Progress Towards a Spin-Specific Microwave Atom Chip Trap

We report on progress in the development of a spin-specific microwave atom chip trap based on the AC Zeeman (ACZ) effect. In this scheme, atoms are trapped in the minima of circularly polarized magnetic near-fields generated by AC currents in atom chip traces. ACZ potentials have applications in atom interferometry, quantum gates, and 1D many-body physics. Our proposed design utilizes multiple microstrip transmission lines to produce traps by overlapping the near-fields of neighboring microstrips. Axial confinement can be provided using a microwave lattice based on the ACZ or AC Stark effect.
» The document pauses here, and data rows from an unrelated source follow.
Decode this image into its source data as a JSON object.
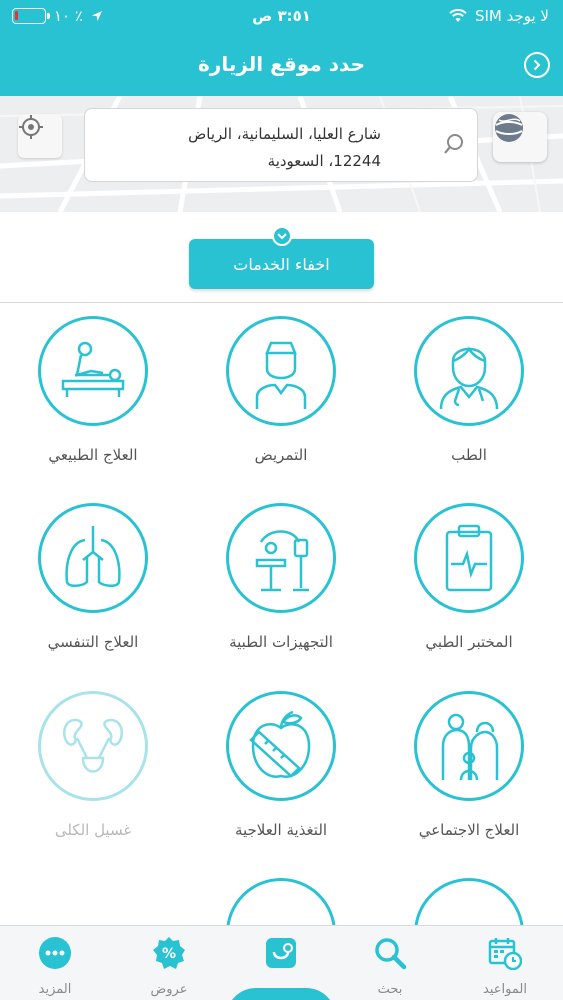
{
  "status": {
    "carrier": "لا يوجد SIM",
    "time": "٣:٥١ ص",
    "battery_text": "١٠ ٪",
    "battery_level": 0.1
  },
  "header": {
    "title": "حدد موقع الزيارة",
    "back_icon": "chevron-right-circle-icon"
  },
  "map": {
    "address_line1": "شارع العليا، السليمانية، الرياض",
    "address_line2": "12244، السعودية"
  },
  "hide_services_label": "اخفاء الخدمات",
  "services": [
    {
      "label": "الطب",
      "icon": "doctor-icon",
      "enabled": true
    },
    {
      "label": "التمريض",
      "icon": "nurse-icon",
      "enabled": true
    },
    {
      "label": "العلاج الطبيعي",
      "icon": "physiotherapy-icon",
      "enabled": true
    },
    {
      "label": "المختبر الطبي",
      "icon": "lab-clipboard-icon",
      "enabled": true
    },
    {
      "label": "التجهيزات الطبية",
      "icon": "medical-equipment-icon",
      "enabled": true
    },
    {
      "label": "العلاج التنفسي",
      "icon": "lungs-icon",
      "enabled": true
    },
    {
      "label": "العلاج الاجتماعي",
      "icon": "family-icon",
      "enabled": true
    },
    {
      "label": "التغذية العلاجية",
      "icon": "apple-tape-icon",
      "enabled": true
    },
    {
      "label": "غسيل الكلى",
      "icon": "kidneys-icon",
      "enabled": false
    }
  ],
  "tabs": [
    {
      "label": "المواعيد",
      "icon": "calendar-clock-icon"
    },
    {
      "label": "بحث",
      "icon": "search-icon"
    },
    {
      "label": "",
      "icon": "home-heart-icon"
    },
    {
      "label": "عروض",
      "icon": "percent-badge-icon"
    },
    {
      "label": "المزيد",
      "icon": "more-dots-icon"
    }
  ],
  "colors": {
    "primary": "#29c2d2",
    "battery_low": "#e7333b"
  }
}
Ultimately, for an atom interferometer, precisely phase-controlled microwaves can control the axial position of the atoms in the lattice to increase interferometer arm separation or enclose an area. ACZ potentials are inherently spin-specific, able to trap any hyperfine magnetic state, and offer phase and detuning as parameters to control trap features. Additionally, potential roughness from chip wire defects is predicted to be suppressed compared to DC micro-magnetic chip traps. We investigate this in a two-wire configuration. To efficiently couple broadband microwaves onto the microstrip traces, we are developing an interface based on tapered coplanar waveguides. We present electromagnetic simulations of the microwave atom chip and interface designs.